Every bone in my body turns to lead. I slowly shake my head.

“I know you couldn’t make it back, but we did it up right.” Bill says, somber. “A soldier’s burial, had some of the boys down from Fort Bragg. It wasn’t a twenty-one gun salute, but it was something. I saved the flag for you, if you want to come by--”

“No. Thanks,” I add, through gritted teeth.

Bill clears his throat. “Look, it’s none of my business, but I told your dad I’d keep an eye out for you, after he went.”

I wonder whose idea that was. I’m guessing Bill’s, because my pop never gave a damn how I was doing while he was still alive. But I know Bill’s only trying to help, so I keep my tone even, hiding the anger in my blood. “As you can see, I’m doing just fine.”

He nods thoughtfully. “And we’re all real proud of you.” He waits another moment, but I don’t offer anything more, and eventually he sighs. “Well, you just let me know if you change your mind. I still have some of his things: memorabilia, old mementos he wanted you to have.”

My fists stay clenched at my sides. “Keep them.”

Bill nods again, his expression regretful. “Take care. And watch that speed limit,” he adds, turning to leave. “No more drag racing down Main Street!”

I watch him go, frozen in place there on the porch with every muscle in my body clenched and alert until he gets back into his patrol car and slowly drives away.

I slowly exhale, forcing myself to relax.

He means well, I remind myself. Hell, he probably thought he was doing me a favor, stopping by with word from my old man. He always did try to help.

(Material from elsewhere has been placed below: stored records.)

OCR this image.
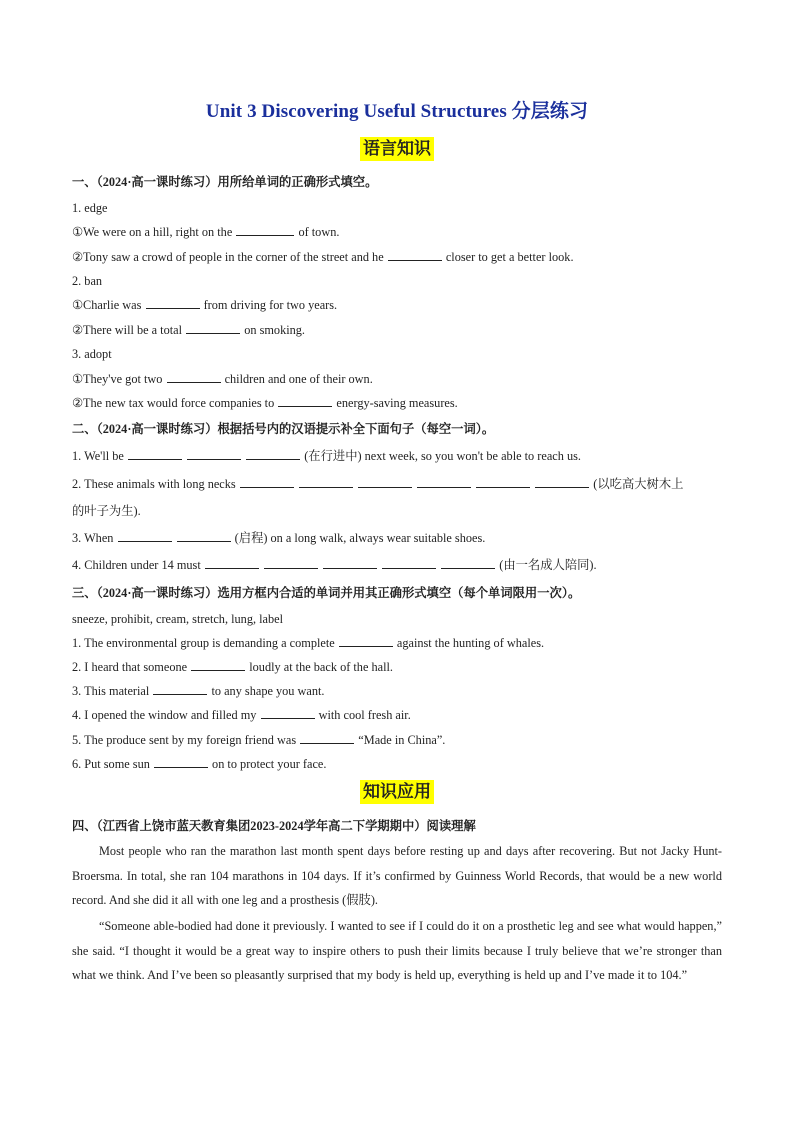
Unit 3 Discovering Useful Structures 分层练习
语言知识
一、（2024·高一课时练习）用所给单词的正确形式填空。
1. edge
①We were on a hill, right on the	of town.
②Tony saw a crowd of people in the corner of the street and he	closer to get a better look.
2. ban
①Charlie was	from driving for two years.
②There will be a total	on smoking.
3. adopt
①They've got two	children and one of their own.
②The new tax would force companies to	energy-saving measures.
二、（2024·高一课时练习）根据括号内的汉语提示补全下面句子（每空一词）。
1. We'll be	(在行进中) next week, so you won't be able to reach us.
2. These animals with long necks	(以吃高大树木上
的叶子为生).
3. When	(启程) on a long walk, always wear suitable shoes.
4. Children under 14 must	(由一名成人陪同).
三、（2024·高一课时练习）选用方框内合适的单词并用其正确形式填空（每个单词限用一次）。
sneeze, prohibit, cream, stretch, lung, label
1. The environmental group is demanding a complete	against the hunting of whales.
2. I heard that someone	loudly at the back of the hall.
3. This material	to any shape you want.
4. I opened the window and filled my	with cool fresh air.
5. The produce sent by my foreign friend was	“Made in China”.
6. Put some sun	on to protect your face.
知识应用
四、（江西省上饶市蓝天教育集团2023-2024学年高二下学期期中）阅读理解
Most people who ran the marathon last month spent days before resting up and days after recovering. But not Jacky Hunt-Broersma. In total, she ran 104 marathons in 104 days. If it’s confirmed by Guinness World Records, that would be a new world record. And she did it all with one leg and a prosthesis (假肢).
“Someone able-bodied had done it previously. I wanted to see if I could do it on a prosthetic leg and see what would happen,” she said. “I thought it would be a great way to inspire others to push their limits because I truly believe that we’re stronger than what we think. And I’ve been so pleasantly surprised that my body is held up, everything is held up and I’ve made it to 104.”
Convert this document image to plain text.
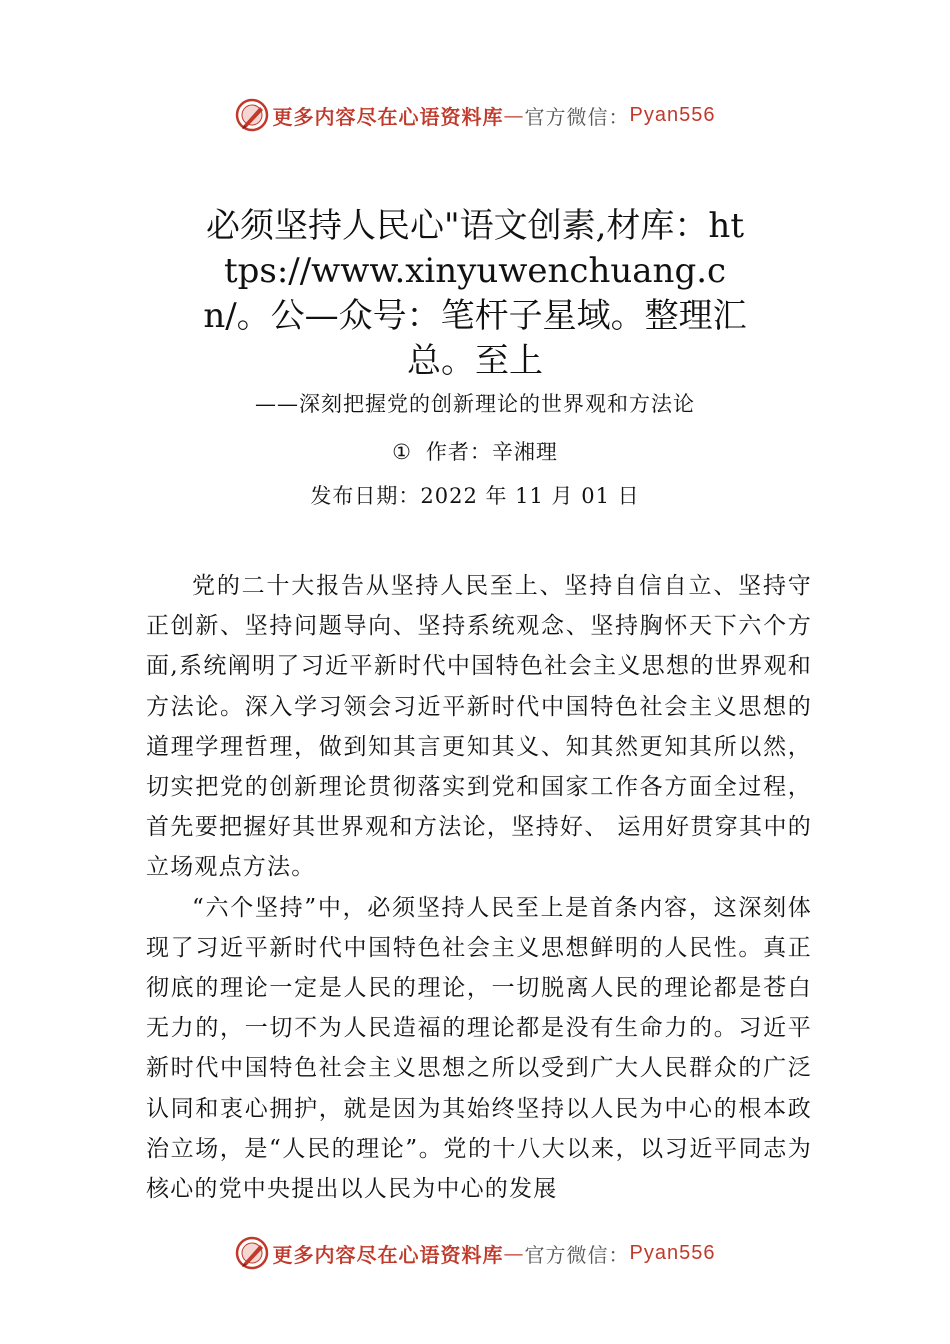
更多内容尽在心语资料库 — 官方微信： Pyan556
必须坚持人民心"语文创素,材库：https://www.xinyuwenchuang.cn/。公—众号：笔杆子星域。整理汇总。至上
——深刻把握党的创新理论的世界观和方法论
① 作者：辛湘理
发布日期：2022 年 11 月 01 日

党的二十大报告从坚持人民至上、坚持自信自立、坚持守正创新、坚持问题导向、坚持系统观念、坚持胸怀天下六个方面,系统阐明了习近平新时代中国特色社会主义思想的世界观和方法论。深入学习领会习近平新时代中国特色社会主义思想的道理学理哲理，做到知其言更知其义、知其然更知其所以然，切实把党的创新理论贯彻落实到党和国家工作各方面全过程，首先要把握好其世界观和方法论，坚持好、 运用好贯穿其中的立场观点方法。

“六个坚持”中，必须坚持人民至上是首条内容，这深刻体现了习近平新时代中国特色社会主义思想鲜明的人民性。真正彻底的理论一定是人民的理论，一切脱离人民的理论都是苍白无力的，一切不为人民造福的理论都是没有生命力的。习近平新时代中国特色社会主义思想之所以受到广大人民群众的广泛认同和衷心拥护，就是因为其始终坚持以人民为中心的根本政治立场，是“人民的理论”。党的十八大以来，以习近平同志为核心的党中央提出以人民为中心的发展

更多内容尽在心语资料库 — 官方微信： Pyan556
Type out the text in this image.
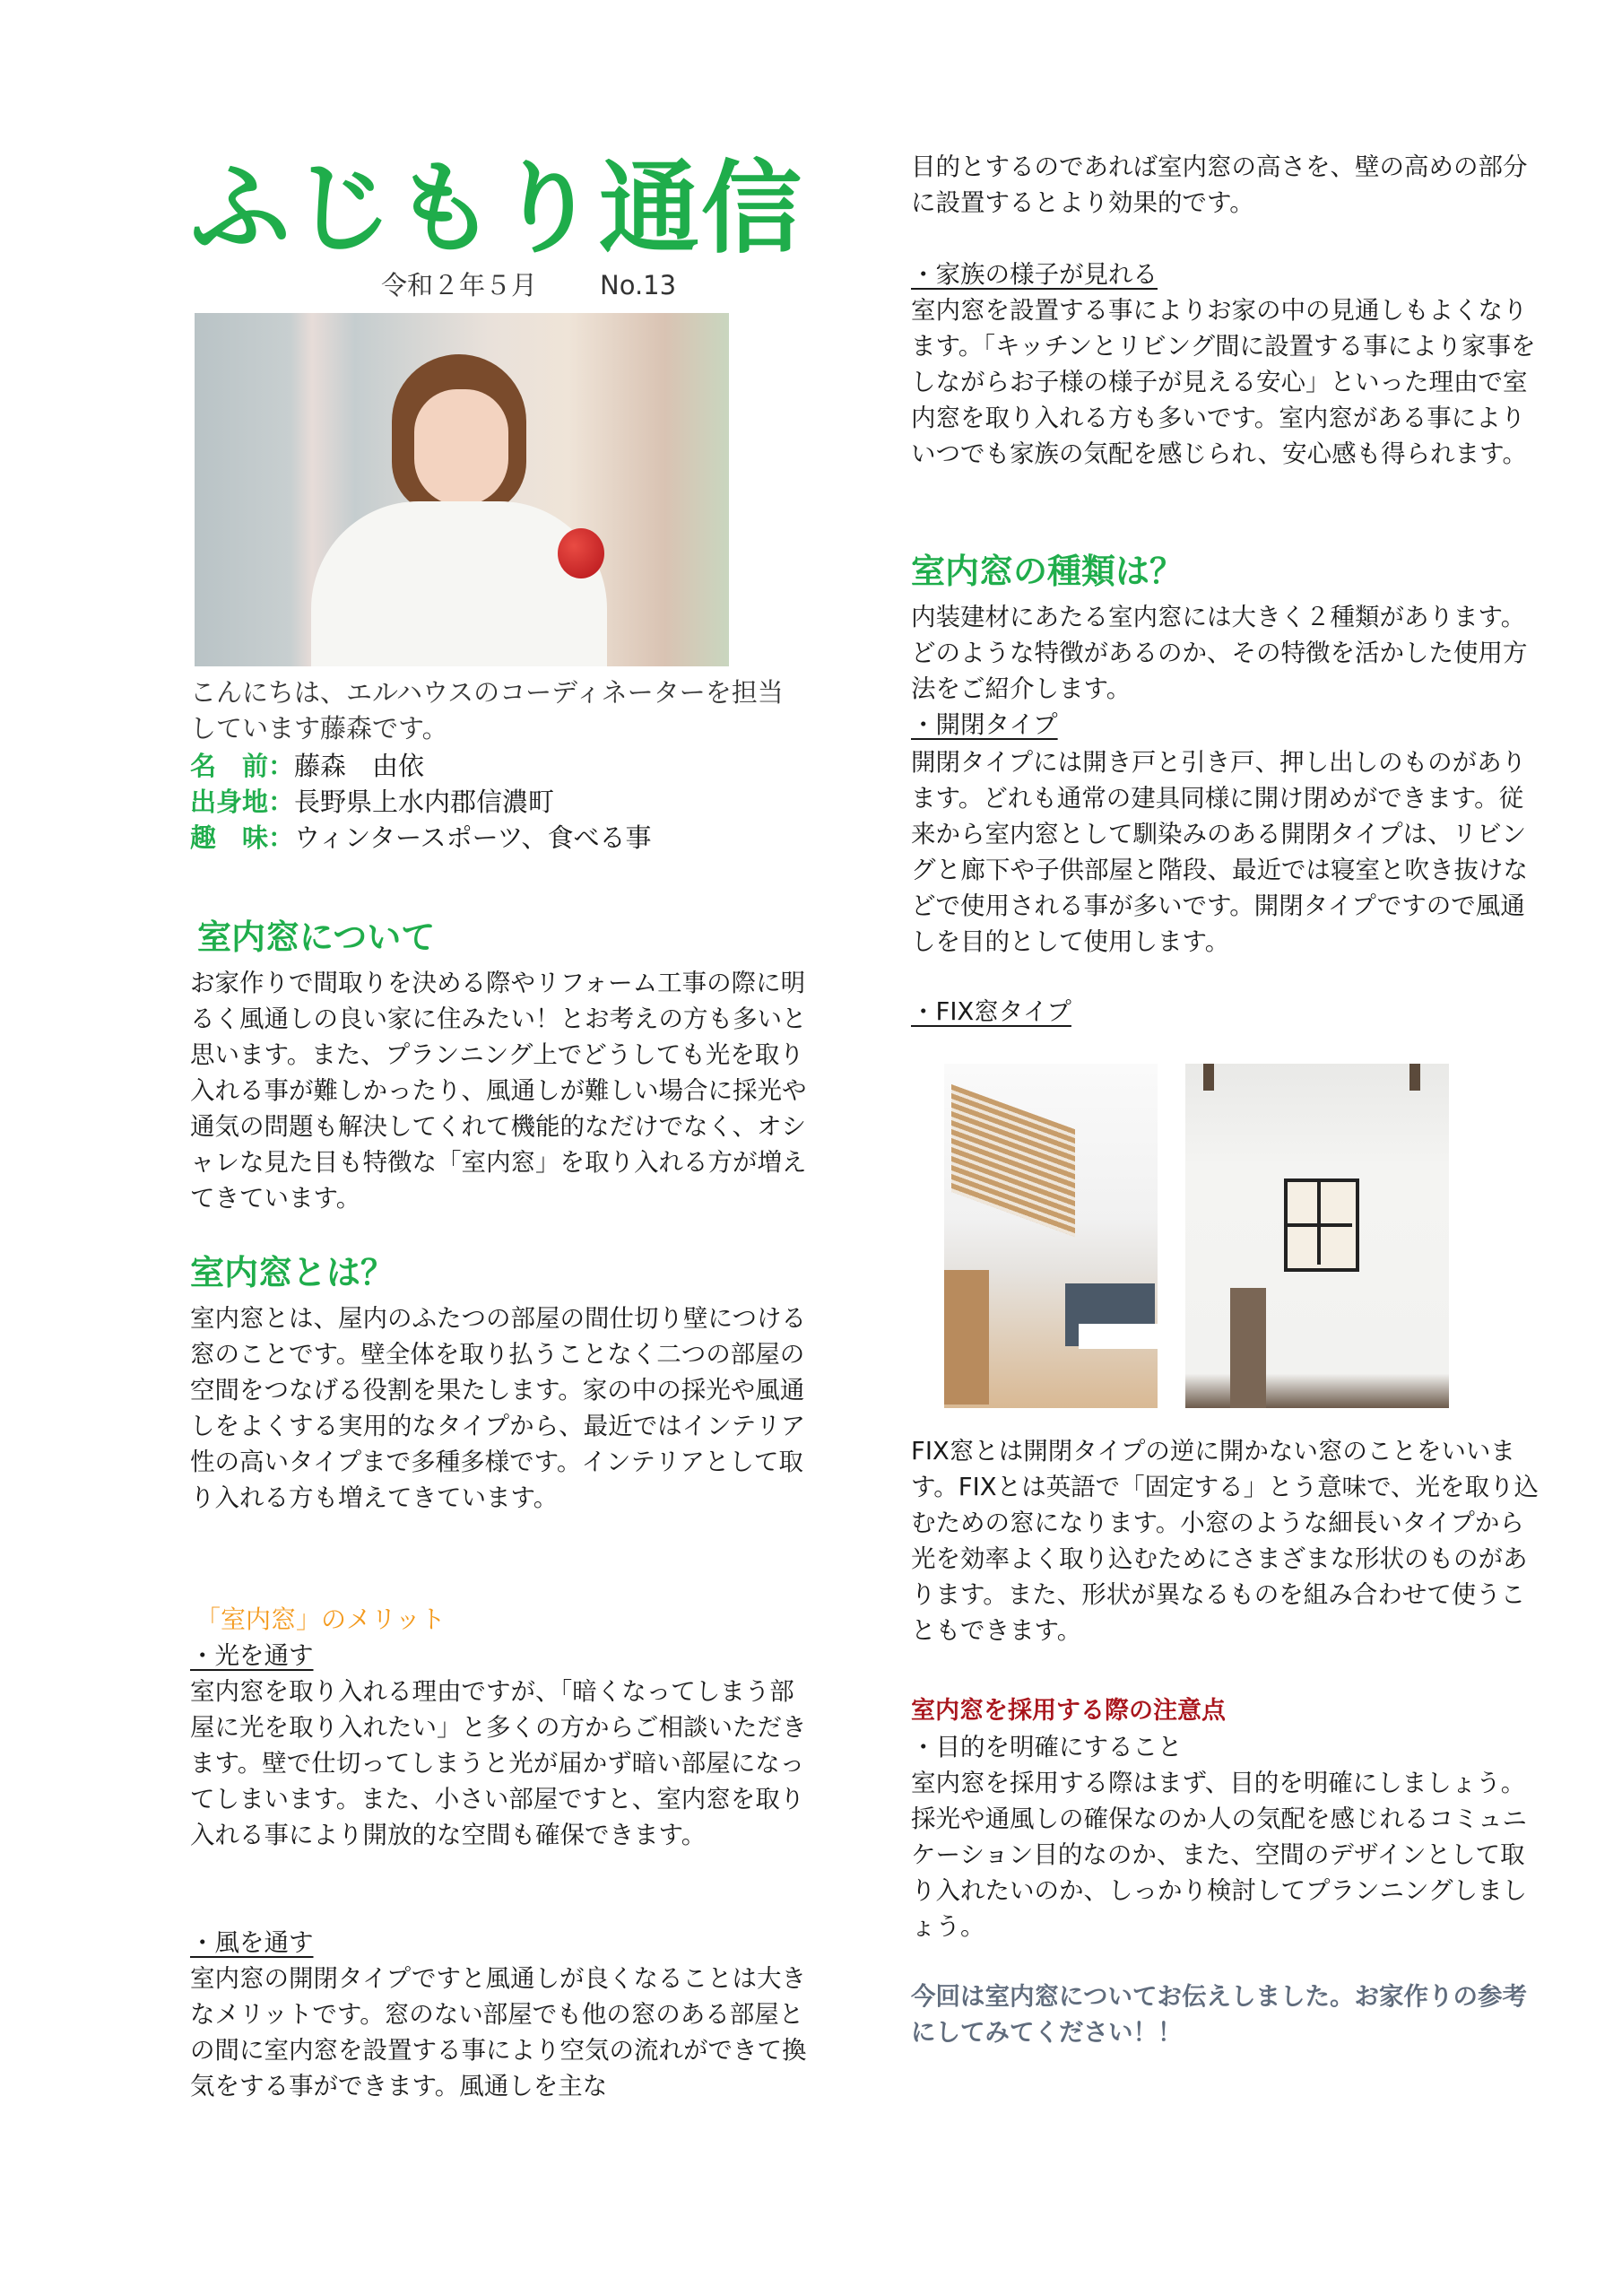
ふじもり通信
令和２年５月 No.13
こんにちは、エルハウスのコーディネーターを担当しています藤森です。
名　前：藤森　由依
出身地：長野県上水内郡信濃町
趣　味：ウィンタースポーツ、食べる事
室内窓について

お家作りで間取りを決める際やリフォーム工事の際に明るく風通しの良い家に住みたい！とお考えの方も多いと思います。また、プランニング上でどうしても光を取り入れる事が難しかったり、風通しが難しい場合に採光や通気の問題も解決してくれて機能的なだけでなく、オシャレな見た目も特徴な「室内窓」を取り入れる方が増えてきています。

室内窓とは？

室内窓とは、屋内のふたつの部屋の間仕切り壁につける窓のことです。壁全体を取り払うことなく二つの部屋の空間をつなげる役割を果たします。家の中の採光や風通しをよくする実用的なタイプから、最近ではインテリア性の高いタイプまで多種多様です。インテリアとして取り入れる方も増えてきています。

「室内窓」のメリット
・光を通す

室内窓を取り入れる理由ですが、「暗くなってしまう部屋に光を取り入れたい」と多くの方からご相談いただきます。壁で仕切ってしまうと光が届かず暗い部屋になってしまいます。また、小さい部屋ですと、室内窓を取り入れる事により開放的な空間も確保できます。

・風を通す

室内窓の開閉タイプですと風通しが良くなることは大きなメリットです。窓のない部屋でも他の窓のある部屋との間に室内窓を設置する事により空気の流れができて換気をする事ができます。風通しを主な

目的とするのであれば室内窓の高さを、壁の高めの部分に設置するとより効果的です。

・家族の様子が見れる

室内窓を設置する事によりお家の中の見通しもよくなります。「キッチンとリビング間に設置する事により家事をしながらお子様の様子が見える安心」といった理由で室内窓を取り入れる方も多いです。室内窓がある事によりいつでも家族の気配を感じられ、安心感も得られます。

室内窓の種類は？

内装建材にあたる室内窓には大きく２種類があります。どのような特徴があるのか、その特徴を活かした使用方法をご紹介します。

・開閉タイプ

開閉タイプには開き戸と引き戸、押し出しのものがあります。どれも通常の建具同様に開け閉めができます。従来から室内窓として馴染みのある開閉タイプは、リビングと廊下や子供部屋と階段、最近では寝室と吹き抜けなどで使用される事が多いです。開閉タイプですので風通しを目的として使用します。

・FIX窓タイプ

FIX窓とは開閉タイプの逆に開かない窓のことをいいます。FIXとは英語で「固定する」とう意味で、光を取り込むための窓になります。小窓のような細長いタイプから光を効率よく取り込むためにさまざまな形状のものがあります。また、形状が異なるものを組み合わせて使うこともできます。

室内窓を採用する際の注意点
・目的を明確にすること

室内窓を採用する際はまず、目的を明確にしましょう。採光や通風しの確保なのか人の気配を感じれるコミュニケーション目的なのか、また、空間のデザインとして取り入れたいのか、しっかり検討してプランニングしましょう。

今回は室内窓についてお伝えしました。お家作りの参考にしてみてください！！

Back in the old days, he was the one who kept Hank out of jail, scraping him off the sidewalk at three in the morning to cool off in the drunk tank. Bill meant well, I know, but sometimes I wonder if he wasn’t complicit in the whole damn thing. Maybe my father might have been forced to shape up if he saw any real consequences.

But then I remind myself my dad had plenty of chances to change. He was scarred too deep, broken in ways nobody could fix. Back then as a kid, I didn’t understand. After mom left, I thought at first I was the one failing him, always making him mad, provoking that whiplash rage that would make him fly off the handle and reach for his belt. I tried so damn hard to keep things quiet, tip-toing around him like an intruder in my own home, scared he would leave me, too. By the time I was old enough to realize it wasn’t my fault, I dove headlong into anger instead. I was so damn mad at him for driving mom away, for drinking himself into an early grave, for never being the father other kids got to have. I’d see the town fathers out around, standing on the sidelines during ballgames, or showing up to parent-teacher nights at school, and it would hurt like hell, the deep-down, empty ache. I was left to struggle alone with that ticking time-bomb getting drunk in the next room. Meanwhile there were men like Bill, who somehow managed to put scars of war behind them, to show up and be decent for their family.